The protest came after the announcement of a guilty on all charges decision in the trial of Derek Chauvin, a former Minneapolis police officer who was convicted of murdering George Floyd, a Black man whose death last year encouraged an uprising in Portland that lasted for over 100 days without respite.
After flyers for the night's event were shared on social media, including by the Portland Police Bureau, demonstrators and more than a few national journalists assembled near the Multnomah County Justice Center.
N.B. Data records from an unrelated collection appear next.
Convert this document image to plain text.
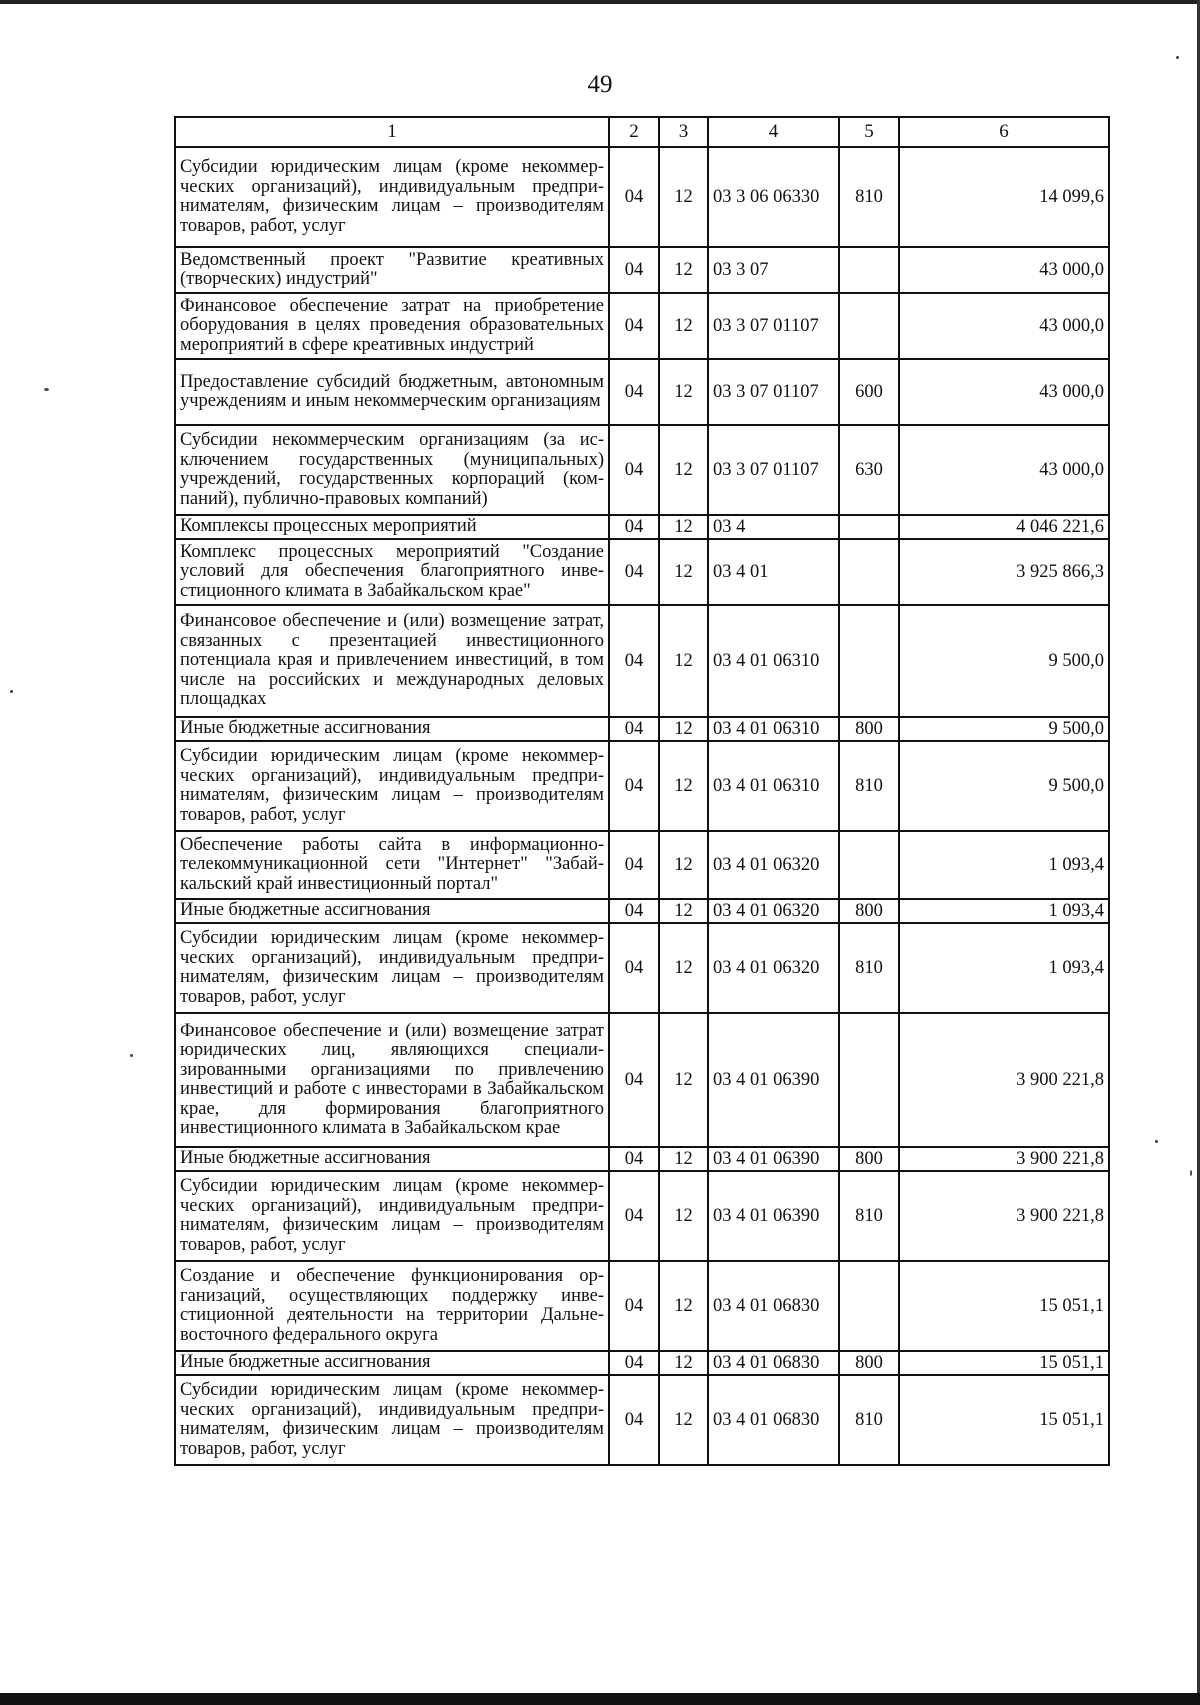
49
1	2	3	4	5	6
Субсидии юридическим лицам (кроме некоммерческих организаций), индивидуальным предпринимателям, физическим лицам – производителям товаров, работ, услуг	04	12	03 3 06 06330	810	14 099,6
Ведомственный проект "Развитие креативных (творческих) индустрий"	04	12	03 3 07		43 000,0
Финансовое обеспечение затрат на приобретение оборудования в целях проведения образовательных мероприятий в сфере креативных индустрий	04	12	03 3 07 01107		43 000,0
Предоставление субсидий бюджетным, автономным учреждениям и иным некоммерческим организациям	04	12	03 3 07 01107	600	43 000,0
Субсидии некоммерческим организациям (за исключением государственных (муниципальных) учреждений, государственных корпораций (компаний), публично-правовых компаний)	04	12	03 3 07 01107	630	43 000,0
Комплексы процессных мероприятий	04	12	03 4		4 046 221,6
Комплекс процессных мероприятий "Создание условий для обеспечения благоприятного инвестиционного климата в Забайкальском крае"	04	12	03 4 01		3 925 866,3
Финансовое обеспечение и (или) возмещение затрат, связанных с презентацией инвестиционного потенциала края и привлечением инвестиций, в том числе на российских и международных деловых площадках	04	12	03 4 01 06310		9 500,0
Иные бюджетные ассигнования	04	12	03 4 01 06310	800	9 500,0
Субсидии юридическим лицам (кроме некоммерческих организаций), индивидуальным предпринимателям, физическим лицам – производителям товаров, работ, услуг	04	12	03 4 01 06310	810	9 500,0
Обеспечение работы сайта в информационно-телекоммуникационной сети "Интернет" "Забайкальский край инвестиционный портал"	04	12	03 4 01 06320		1 093,4
Иные бюджетные ассигнования	04	12	03 4 01 06320	800	1 093,4
Субсидии юридическим лицам (кроме некоммерческих организаций), индивидуальным предпринимателям, физическим лицам – производителям товаров, работ, услуг	04	12	03 4 01 06320	810	1 093,4
Финансовое обеспечение и (или) возмещение затрат юридических лиц, являющихся специализированными организациями по привлечению инвестиций и работе с инвесторами в Забайкальском крае, для формирования благоприятного инвестиционного климата в Забайкальском крае	04	12	03 4 01 06390		3 900 221,8
Иные бюджетные ассигнования	04	12	03 4 01 06390	800	3 900 221,8
Субсидии юридическим лицам (кроме некоммерческих организаций), индивидуальным предпринимателям, физическим лицам – производителям товаров, работ, услуг	04	12	03 4 01 06390	810	3 900 221,8
Создание и обеспечение функционирования организаций, осуществляющих поддержку инвестиционной деятельности на территории Дальневосточного федерального округа	04	12	03 4 01 06830		15 051,1
Иные бюджетные ассигнования	04	12	03 4 01 06830	800	15 051,1
Субсидии юридическим лицам (кроме некоммерческих организаций), индивидуальным предпринимателям, физическим лицам – производителям товаров, работ, услуг	04	12	03 4 01 06830	810	15 051,1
Early in the night the crew, covered in black and numbering perhaps 100, approached members of the press with umbrellas extended, saying media endangered having their cameras destroyed if they persisted, and later spray-painted lines on the sidewalk on Southwest Main Street delineating a "press jail" for those covering the event.
Though no open confrontations broke out among the two sides after the crowd started to march away from the county jail around 9 p.m.
The windows of at least two Starbucks coffee shops were crushed, and fresh graffiti was applied in many places. The crowd was closely followed by police on bicycles who declared the assembly unlawful.
Violence broke out near a TriMet bus stop at Southwest Sixth Avenue and Jefferson Street, with one demonstrator landing a punch that connected with the face of a bike officer, thought to be Sgt. John Oliphant, sending him sprawling onto the ground. Officers then tackled the 36-year-old demonstrator and struck him many times, later announcing he was charged with assaulting a public safety officer and other offenses.
Another demonstrator taken into custody near the bus stop around 10:05 p.m. was blamed for smashing windows, and was supposedly arrested "with (a) glass punch tool and cans of spray paint" on his person, according to a PPB press release.
"One thing to note, the area affected by the criminal activity was contained within a few blocks of downtown Portland," police announced. "This is not to minimize the impact to those who were victimized by the property damage, as we take any damage seriously."
There were no noticeable crowds celebrating downtown immediately after the judgment was published earlier in the day.
In an interview in Pioneer Courthouse Square, Beaverton resident Lisa Dayson, 50, explained she'd been watching the Chauvin trial live since the beginning.
"I was glad to see the (jurors) being sane, actually weighing the real evidence and found him guilty," Dayson said. "As a white woman, I don't know how to feel for everybody in society, but I'm glad it came out the right way."